LOS ANGELES (CN) - Academy of Motion Picture Arts and Sciences on Tuesday asked for a $30 million damages award against domain giant GoDaddy as arguments began in the first day of a high-stakes cybersquatting trial.

In 2010, the academy sued GoDaddy for violation of the Anticybersquatting Consumer Protection Act, claiming that the world's largest domain register was profiting from a parked-pages program that allowed its customers to buy domain names that infringe on its Oscar and Academy Awards marks.

Parked pages may be familiar to anyone who has ever mistyped a domain name and clicked through to a temporary web page displaying ads.

Revenue on GoDaddy's parked pages is generated each time a user clicks on advertisements, which include third-party ads by Google and other partners.

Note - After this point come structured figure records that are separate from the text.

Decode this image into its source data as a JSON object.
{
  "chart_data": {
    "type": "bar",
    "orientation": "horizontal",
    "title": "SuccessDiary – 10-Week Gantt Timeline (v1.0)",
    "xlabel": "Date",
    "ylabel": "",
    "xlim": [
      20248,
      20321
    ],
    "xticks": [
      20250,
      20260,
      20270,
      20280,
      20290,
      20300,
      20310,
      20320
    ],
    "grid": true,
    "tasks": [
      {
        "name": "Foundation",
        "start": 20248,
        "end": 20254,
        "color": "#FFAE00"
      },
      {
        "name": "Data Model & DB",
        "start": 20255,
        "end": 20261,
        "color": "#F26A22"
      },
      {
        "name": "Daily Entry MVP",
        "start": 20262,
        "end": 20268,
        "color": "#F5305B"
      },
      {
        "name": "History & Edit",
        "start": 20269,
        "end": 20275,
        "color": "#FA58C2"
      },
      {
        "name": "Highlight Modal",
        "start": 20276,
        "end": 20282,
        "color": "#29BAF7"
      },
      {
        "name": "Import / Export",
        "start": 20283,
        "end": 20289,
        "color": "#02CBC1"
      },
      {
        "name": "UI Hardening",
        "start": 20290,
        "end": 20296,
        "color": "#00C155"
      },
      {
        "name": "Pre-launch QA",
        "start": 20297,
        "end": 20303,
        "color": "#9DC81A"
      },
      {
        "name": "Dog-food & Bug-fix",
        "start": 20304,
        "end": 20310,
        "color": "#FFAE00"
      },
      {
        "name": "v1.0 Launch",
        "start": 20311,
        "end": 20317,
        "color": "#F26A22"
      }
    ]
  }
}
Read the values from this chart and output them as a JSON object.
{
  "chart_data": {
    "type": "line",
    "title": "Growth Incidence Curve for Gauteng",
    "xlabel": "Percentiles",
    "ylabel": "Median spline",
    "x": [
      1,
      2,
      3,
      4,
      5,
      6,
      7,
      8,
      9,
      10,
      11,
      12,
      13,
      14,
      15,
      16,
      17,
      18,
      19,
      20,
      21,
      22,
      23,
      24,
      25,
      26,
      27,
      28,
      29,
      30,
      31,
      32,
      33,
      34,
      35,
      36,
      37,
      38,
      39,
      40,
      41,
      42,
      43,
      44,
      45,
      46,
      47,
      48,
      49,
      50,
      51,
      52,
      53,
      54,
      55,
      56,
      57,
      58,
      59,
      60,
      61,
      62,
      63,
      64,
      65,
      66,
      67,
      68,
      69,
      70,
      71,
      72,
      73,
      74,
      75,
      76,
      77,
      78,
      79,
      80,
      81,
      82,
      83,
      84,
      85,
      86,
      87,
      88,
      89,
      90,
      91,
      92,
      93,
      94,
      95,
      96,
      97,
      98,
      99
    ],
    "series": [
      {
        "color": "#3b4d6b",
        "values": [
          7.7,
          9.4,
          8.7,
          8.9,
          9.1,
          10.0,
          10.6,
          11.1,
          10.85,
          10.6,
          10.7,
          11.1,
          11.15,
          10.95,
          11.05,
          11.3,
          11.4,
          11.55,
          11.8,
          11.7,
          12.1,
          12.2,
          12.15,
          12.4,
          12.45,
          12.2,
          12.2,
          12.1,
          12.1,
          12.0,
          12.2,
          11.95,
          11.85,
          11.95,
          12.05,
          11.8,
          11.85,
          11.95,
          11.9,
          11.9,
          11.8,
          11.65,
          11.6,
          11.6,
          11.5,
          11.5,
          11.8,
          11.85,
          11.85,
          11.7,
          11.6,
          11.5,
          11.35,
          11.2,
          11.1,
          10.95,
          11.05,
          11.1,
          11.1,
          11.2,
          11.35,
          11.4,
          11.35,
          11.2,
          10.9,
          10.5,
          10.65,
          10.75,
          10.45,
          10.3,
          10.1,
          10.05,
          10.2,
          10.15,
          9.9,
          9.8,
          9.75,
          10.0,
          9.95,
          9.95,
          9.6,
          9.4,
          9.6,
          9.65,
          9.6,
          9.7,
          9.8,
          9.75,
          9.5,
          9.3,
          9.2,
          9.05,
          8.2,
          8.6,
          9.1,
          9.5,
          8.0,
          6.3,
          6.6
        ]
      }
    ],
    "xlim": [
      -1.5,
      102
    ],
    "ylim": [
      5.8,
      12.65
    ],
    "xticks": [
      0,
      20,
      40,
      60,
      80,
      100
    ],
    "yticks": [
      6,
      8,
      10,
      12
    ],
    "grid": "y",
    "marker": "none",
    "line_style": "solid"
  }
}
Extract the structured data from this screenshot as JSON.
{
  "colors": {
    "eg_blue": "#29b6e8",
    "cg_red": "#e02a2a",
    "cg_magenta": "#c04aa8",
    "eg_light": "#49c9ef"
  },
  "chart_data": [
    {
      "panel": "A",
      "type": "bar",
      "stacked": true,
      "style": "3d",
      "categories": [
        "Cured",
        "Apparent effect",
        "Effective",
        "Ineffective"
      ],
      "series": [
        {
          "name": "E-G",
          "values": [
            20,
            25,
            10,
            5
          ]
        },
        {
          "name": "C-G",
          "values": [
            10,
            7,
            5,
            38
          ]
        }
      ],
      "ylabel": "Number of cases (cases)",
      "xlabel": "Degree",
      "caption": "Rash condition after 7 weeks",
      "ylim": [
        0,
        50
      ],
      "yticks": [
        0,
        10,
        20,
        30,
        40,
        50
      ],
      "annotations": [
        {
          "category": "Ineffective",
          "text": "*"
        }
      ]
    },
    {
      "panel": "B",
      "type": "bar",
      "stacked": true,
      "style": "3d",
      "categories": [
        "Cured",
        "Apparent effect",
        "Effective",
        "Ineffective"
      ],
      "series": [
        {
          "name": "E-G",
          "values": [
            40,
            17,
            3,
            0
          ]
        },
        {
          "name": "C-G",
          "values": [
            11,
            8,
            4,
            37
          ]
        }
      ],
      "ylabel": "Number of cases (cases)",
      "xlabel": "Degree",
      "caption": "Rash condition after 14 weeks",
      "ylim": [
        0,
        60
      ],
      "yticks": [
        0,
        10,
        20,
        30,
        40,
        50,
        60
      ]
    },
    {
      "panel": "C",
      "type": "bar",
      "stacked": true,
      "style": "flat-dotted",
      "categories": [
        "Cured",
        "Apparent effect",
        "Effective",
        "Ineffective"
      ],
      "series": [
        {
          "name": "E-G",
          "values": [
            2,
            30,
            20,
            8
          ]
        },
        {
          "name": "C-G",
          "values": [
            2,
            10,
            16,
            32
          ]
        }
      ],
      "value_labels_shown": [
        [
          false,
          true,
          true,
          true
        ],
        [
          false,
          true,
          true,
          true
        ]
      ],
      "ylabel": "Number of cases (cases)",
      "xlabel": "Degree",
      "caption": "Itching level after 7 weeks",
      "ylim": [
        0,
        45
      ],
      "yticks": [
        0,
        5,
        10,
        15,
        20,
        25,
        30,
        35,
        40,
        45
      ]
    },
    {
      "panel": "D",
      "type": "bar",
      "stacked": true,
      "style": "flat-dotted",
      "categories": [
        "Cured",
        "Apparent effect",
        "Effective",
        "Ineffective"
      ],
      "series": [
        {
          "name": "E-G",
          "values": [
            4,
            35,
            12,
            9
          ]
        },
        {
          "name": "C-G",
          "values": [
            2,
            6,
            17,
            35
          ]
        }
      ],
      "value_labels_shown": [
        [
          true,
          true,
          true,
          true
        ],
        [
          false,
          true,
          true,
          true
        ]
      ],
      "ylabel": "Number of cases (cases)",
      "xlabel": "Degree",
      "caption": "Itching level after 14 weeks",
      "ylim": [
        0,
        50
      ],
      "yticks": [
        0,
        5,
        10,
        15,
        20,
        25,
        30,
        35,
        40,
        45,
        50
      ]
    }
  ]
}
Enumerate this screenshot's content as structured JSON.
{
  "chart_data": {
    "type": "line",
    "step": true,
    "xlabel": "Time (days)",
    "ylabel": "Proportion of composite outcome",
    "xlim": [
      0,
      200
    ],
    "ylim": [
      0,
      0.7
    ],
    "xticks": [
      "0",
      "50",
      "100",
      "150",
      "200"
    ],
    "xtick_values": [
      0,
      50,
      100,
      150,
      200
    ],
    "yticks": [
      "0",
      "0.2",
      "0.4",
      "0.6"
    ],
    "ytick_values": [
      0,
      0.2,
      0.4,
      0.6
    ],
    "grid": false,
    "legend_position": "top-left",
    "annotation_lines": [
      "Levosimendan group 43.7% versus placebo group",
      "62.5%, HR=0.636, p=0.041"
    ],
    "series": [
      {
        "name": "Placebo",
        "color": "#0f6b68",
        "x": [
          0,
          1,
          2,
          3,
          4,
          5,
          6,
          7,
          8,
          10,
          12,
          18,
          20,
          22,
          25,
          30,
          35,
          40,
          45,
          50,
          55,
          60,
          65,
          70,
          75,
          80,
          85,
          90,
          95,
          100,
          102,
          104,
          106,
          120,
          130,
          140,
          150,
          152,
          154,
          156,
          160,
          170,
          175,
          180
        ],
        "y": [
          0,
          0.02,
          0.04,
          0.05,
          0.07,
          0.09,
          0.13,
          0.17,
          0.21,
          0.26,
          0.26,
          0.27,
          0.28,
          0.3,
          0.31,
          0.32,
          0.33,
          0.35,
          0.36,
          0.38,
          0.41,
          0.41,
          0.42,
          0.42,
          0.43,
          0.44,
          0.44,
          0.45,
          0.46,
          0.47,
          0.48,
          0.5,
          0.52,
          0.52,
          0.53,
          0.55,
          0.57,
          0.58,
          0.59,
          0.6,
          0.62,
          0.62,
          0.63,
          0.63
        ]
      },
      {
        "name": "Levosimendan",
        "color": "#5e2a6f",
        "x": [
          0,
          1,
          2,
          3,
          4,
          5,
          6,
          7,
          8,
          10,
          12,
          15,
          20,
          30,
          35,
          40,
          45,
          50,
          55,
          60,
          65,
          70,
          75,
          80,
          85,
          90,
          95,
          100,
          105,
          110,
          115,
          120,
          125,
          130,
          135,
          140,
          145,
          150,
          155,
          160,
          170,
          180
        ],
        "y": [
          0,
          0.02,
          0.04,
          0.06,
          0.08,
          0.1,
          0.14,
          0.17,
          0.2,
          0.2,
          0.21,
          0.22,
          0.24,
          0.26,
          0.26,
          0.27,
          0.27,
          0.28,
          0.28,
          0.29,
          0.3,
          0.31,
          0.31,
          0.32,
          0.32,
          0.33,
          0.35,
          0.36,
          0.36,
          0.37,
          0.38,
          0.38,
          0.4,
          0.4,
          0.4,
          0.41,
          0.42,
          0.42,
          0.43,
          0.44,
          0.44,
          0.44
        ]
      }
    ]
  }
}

The academy claimed in its lawsuit that GoDaddy was diverting traffic from the academy's "legitimate websites to infringing parked domains."

Opening arguments in a bench trial in U.S. District Judge Andre Birotte's Los Angeles courtroom began on Tuesday morning as the academy's attorney Stuart Singer urged the court to award it $10,000 in statutory damages for each of the 293 domains at issue.

The Federal Court has already ruled that 237 of the domain names are confusingly similar, leaving in play 56 Oscar-related names, which include the domain names Oscar4re.com and Oscarcam.com.

According to Singer, GoDaddy made a bad faith decision to enroll the Oscar and Academy named sites even though it knew that the domains infringe on trademarks.

"This was unquestionably done with intent to profit," Singer told the court.

The attorney said that even though GoDaddy had received 1,000 complaints from trademark owners for 9,000 domain names, it continued the parked-pages program. The academy estimates in court filings that GoDaddy has generated $100 million in revenue from the program.

Singer said that "even now GoDaddy is unrepentant" and had attempted to blame registrants and Google, which places ads on the parked pages. But the attorney said that third parties do not have any say in how the program operates.

Noting GoDaddy's $1 billion in annual revenue, the attorney said the court should award the statutory maximum of $10,000 per violation for $29.3 million in damages.

The academy's consolidated complaints also seek a permanent injunction that prevents GoDaddy from registering domain names that use Academy of Motion Picture Arts and Sciences or Oscar marks.

But GoDaddy's attorney Robert Galvin said the company has a "robust" trademark infringement program to filter out domain names that infringe on trademarks.

"GoDaddy is not a cybersquatter. It is not a pirate," Galvin told the court.

GoDaddy had responded within three days after academy complained and had redirected 37 domain names to no-ads templates, Galvin said.

Even though it responded to each complaint, the academy decided to file a lawsuit without giving GoDaddy notice and when the organization had been aware of offending domains for months, the attorney said.

Galvin said that of 18 million domains, the academy's represent less than 1 percent of domains in the parked-pages program. GoDaddy made $108 in revenue from the plaintiff's domains, Galvin said.

GoDaddy registers an average of almost 25,000 domain names per day.

"There are bound to be some problems," Galvin said.

The attorney noted that the word "Oscar" means different things to different people and "does not just have one meaning." GoDaddy can also make a fair use defense against the lawsuit under copyright law, Galvin said.

If Birotte sides with the academy the court should award the minimum statutory damages award of $1,000 per violation, for a total award of $293,000, Galvin said.

GoDaddy's attorney Paula Zecchini wrote in a trial brief: "This case presents a classic example of opportunistic counsel pressing a claim in the hopes of achieving a windfall judgment for themselves."

The academy "admits that it has not suffered any actual harm - no lost profits, no diverted customers, no dilution of its marks, and no loss of goodwill," she added.

Witness testimony began today and is scheduled to end on Friday.